Acceptée dimanche par le camp Kadhafi, la feuille de route proposée par l'Union africaine (UA), est présentée ce lundi aux insurgés, à Benghazi. Sceptiques, les rebelles se méfient des promesses de cessez-le-feu du dirigeant libyen.
L’Union africaine (UA) est-elle en mesure de changer la donne en Libye ? C’est aujourd’hui une hypothèse sur laquelle table la délégation des cinq présidents de l'UA après que le camp Kadhafi a accepté dimanche une "feuille de route" pour la paix.
Le panel de médiateurs doit rencontrer ce lundi à Benghazi les insurgés pour les convaincre de suivre ce document de sortie de crise, premier pas vers un cessez-le-feu et vers l’ouverture d’un dialogue politique entre le régime de Kadhafi et l'insurrection.
Le départ de Kadhafi, pierre d'achoppement des discussions
L’entreprise de persuasion s’annonce pourtant délicate pour les médiateurs de l’UA arrivés ce lundi dans la "capitale "des insurgés. Car outre la proposition de cessez-le-feu et la mise en place d’une période de transition, pas un mot de cette feuille de route ne mentionne l'éventualité d'un départ de Kadhafi – condition sine qua non aux yeux des rebelles pour un arrêt des combats.
Quelques heures avant la rencontre avec les médiateurs africains, les insurgés avaient déjà réitéré leurs principales revendications : le départ de Kadhafi, le retrait des troupes gouvernementales, et le respect de la liberté d'expression.

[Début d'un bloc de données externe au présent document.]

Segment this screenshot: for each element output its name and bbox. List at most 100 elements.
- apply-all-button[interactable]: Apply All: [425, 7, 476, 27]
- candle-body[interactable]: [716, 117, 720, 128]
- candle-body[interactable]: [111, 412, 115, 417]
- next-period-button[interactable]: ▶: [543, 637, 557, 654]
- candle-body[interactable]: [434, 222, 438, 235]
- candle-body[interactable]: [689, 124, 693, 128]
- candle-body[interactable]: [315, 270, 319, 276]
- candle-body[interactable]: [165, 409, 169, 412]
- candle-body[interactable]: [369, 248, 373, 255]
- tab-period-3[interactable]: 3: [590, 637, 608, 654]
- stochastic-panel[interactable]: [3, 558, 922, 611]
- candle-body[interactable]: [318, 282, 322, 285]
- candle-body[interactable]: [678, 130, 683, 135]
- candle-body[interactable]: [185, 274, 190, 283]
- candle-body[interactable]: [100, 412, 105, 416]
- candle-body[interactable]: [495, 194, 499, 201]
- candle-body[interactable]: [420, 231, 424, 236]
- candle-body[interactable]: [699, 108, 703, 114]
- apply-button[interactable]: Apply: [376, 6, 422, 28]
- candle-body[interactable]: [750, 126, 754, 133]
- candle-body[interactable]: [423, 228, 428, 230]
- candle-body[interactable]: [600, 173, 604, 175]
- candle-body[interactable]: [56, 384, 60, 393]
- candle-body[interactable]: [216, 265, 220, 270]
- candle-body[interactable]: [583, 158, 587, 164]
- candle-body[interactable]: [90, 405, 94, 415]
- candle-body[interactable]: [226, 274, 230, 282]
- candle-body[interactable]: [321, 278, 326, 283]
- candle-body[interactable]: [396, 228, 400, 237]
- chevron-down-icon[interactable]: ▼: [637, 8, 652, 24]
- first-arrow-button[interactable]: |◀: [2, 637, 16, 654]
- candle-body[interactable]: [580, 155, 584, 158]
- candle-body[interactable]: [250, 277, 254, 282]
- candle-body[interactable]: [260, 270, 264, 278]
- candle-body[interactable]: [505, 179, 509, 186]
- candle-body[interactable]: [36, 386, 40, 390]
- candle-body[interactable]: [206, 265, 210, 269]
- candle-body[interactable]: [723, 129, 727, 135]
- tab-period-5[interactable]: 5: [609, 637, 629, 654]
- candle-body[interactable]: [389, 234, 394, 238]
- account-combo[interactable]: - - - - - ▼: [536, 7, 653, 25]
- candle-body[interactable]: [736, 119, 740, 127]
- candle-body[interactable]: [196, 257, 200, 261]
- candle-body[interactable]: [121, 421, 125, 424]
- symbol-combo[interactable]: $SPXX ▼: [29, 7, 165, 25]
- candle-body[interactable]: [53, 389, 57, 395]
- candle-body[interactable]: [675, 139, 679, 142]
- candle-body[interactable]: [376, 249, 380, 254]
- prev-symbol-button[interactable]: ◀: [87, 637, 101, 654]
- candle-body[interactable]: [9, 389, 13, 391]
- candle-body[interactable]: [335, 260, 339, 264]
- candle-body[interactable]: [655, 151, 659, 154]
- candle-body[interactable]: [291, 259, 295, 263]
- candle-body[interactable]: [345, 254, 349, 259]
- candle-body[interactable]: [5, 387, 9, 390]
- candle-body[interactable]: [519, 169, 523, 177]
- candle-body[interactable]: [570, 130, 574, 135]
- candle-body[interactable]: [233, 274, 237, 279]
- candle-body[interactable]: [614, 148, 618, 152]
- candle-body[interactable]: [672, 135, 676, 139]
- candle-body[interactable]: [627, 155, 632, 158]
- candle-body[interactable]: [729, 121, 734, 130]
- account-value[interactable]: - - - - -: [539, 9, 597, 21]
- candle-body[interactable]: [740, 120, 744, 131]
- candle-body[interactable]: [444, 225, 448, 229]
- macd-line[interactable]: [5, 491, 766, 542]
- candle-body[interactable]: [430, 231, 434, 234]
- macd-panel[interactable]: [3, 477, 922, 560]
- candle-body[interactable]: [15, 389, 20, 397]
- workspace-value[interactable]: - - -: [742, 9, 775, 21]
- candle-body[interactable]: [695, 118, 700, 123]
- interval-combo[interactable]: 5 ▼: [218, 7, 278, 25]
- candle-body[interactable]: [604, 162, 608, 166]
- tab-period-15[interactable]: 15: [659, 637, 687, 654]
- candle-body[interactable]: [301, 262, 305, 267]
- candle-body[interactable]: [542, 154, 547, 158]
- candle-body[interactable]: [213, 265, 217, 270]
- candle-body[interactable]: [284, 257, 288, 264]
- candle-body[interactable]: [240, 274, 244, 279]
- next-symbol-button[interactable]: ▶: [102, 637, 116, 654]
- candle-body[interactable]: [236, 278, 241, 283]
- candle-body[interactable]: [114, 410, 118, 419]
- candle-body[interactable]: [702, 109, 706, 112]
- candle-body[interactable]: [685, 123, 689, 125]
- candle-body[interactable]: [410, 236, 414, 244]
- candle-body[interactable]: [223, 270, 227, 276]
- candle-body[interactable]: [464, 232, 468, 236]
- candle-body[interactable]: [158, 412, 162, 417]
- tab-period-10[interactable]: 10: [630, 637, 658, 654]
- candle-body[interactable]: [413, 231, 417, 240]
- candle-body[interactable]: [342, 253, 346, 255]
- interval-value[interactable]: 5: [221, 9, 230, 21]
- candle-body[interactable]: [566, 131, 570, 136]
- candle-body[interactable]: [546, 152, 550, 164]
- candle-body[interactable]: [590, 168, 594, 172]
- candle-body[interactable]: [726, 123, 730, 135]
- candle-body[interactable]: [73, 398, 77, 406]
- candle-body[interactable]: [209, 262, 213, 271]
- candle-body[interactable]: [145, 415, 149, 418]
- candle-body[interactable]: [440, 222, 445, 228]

"Il sera compliqué de leur faire accepter une trêve des combats si la feuille de route n’écarte pas d’emblée le colonel libyen du pouvoir", explique Tatiana Massad, envoyée spéciale de FRANCE 24 en Libye. Derrière la journaliste, une foule de manifestants en colère s’étaient massés devant l’hôtel où se tient actuellement la rencontre entre les leaders du Conseil national de transition (CNT) et les médiateurs de l’UA.
- La cessation immédiate des hostilités
- La facilitation de l’acheminement de l’aide humanitaire aux populations
- Le lancement d’un dialogue entre régime et insurrection, en vue d’une période de transition et de la mise en œuvre de réformes politiques
"Les rebelles doivent privilégier l’option politique"
Autre difficulté pour les médiateurs de l’UA : convaincre les insurgés de la bonne foi du colonel Kadhafi. "Le monde a déjà entendu ces offres de cessez-le-feu et 15 minutes après, [Kadhafi] recommençait à tirer", a affirmé Chamseddine Abdelmaoula, le porte-parole du CNT.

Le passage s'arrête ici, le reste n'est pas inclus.